The Mothering Beyond Expectations Collective Blog was born. Since October 2016, by collecting and sharing stories of women who are mothering beyond their expectations, this website has been viewed more than 50,000 from readers around the world.
I am so humbled and honored to share these stories every week, to see people respond, to hear them say “me too” and realize they are not alone in their struggles.
It is a gift that brings me great joy and purpose.
Sometimes I think, “What if…if I could trade it all to have that baby in my arms, would I?”
I don’t know.
I don’t know.
As humans we are constantly evaluating, trying to pinpoint the Life Changing Events, the ones that we stop and say, “You know, if this had never happened…”
My miscarriage was one of those Life Changing Events.
When I looked around my table this morning, I felt the ache of my missing child, the one I will never know on this side of heaven. Yet I know that if Izzy had been born, Eli would not be here.
It was never what I expected.
I often think of these lines from the musical Wicked:
Who can say if I’ve been changed for the better?
But because I knew you
I have been changed for good
“Good” in this song has a double meaning: First, it means permanently: I have been changed forever.
But it also means, for good: I am a better person because you were a part of my life.
Looking back over these last three years, I see so many ways my miscarriage has brought goodness into my life and into the lives of others.

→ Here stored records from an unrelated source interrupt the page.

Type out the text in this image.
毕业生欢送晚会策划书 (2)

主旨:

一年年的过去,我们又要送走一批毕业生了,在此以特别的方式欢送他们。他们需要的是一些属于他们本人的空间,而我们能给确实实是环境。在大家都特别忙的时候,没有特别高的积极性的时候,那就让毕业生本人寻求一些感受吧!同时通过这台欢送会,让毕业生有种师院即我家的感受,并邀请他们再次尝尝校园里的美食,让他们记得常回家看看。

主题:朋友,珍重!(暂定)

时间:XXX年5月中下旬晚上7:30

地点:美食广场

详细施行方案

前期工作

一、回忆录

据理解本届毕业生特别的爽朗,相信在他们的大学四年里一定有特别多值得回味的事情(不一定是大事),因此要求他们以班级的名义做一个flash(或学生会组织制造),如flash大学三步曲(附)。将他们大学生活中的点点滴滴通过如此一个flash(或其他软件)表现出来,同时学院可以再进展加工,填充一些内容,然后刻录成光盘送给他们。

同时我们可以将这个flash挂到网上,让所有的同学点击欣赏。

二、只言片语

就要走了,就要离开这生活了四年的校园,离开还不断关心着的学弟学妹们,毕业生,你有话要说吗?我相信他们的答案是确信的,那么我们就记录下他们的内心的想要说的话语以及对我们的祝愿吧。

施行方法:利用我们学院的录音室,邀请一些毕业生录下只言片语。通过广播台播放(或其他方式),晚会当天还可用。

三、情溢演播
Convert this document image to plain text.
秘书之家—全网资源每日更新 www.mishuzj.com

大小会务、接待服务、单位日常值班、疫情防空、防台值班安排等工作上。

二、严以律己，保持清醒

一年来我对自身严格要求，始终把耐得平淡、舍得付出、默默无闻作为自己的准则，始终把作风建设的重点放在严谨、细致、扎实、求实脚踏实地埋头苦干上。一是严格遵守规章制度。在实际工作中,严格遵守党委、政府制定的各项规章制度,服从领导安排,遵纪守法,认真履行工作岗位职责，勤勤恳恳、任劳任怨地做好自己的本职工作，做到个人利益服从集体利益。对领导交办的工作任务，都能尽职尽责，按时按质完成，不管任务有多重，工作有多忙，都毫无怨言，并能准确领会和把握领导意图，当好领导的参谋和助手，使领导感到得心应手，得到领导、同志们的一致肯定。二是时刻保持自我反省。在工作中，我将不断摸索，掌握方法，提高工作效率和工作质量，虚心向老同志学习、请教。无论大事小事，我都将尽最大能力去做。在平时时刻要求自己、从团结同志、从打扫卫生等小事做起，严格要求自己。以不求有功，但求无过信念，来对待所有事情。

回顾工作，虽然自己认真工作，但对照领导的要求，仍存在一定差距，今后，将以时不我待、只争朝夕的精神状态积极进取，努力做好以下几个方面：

Before I knew what the outcome would be, I prayed for the baby to live. When I knew that Izzy was gone, I prayed that God show me why this happened and to bring purpose to my life through this grief.
I was only Izzy’s mom for a few short weeks and her presence brought me so much joy and hope during that time. She is gone now, but by sharing our story, and all the other stories that were born out of that bravery, I hope that I can bring joy and hope to others.
Have I been changed for the better?
I don’t know.
But I do know that I have been changed for good.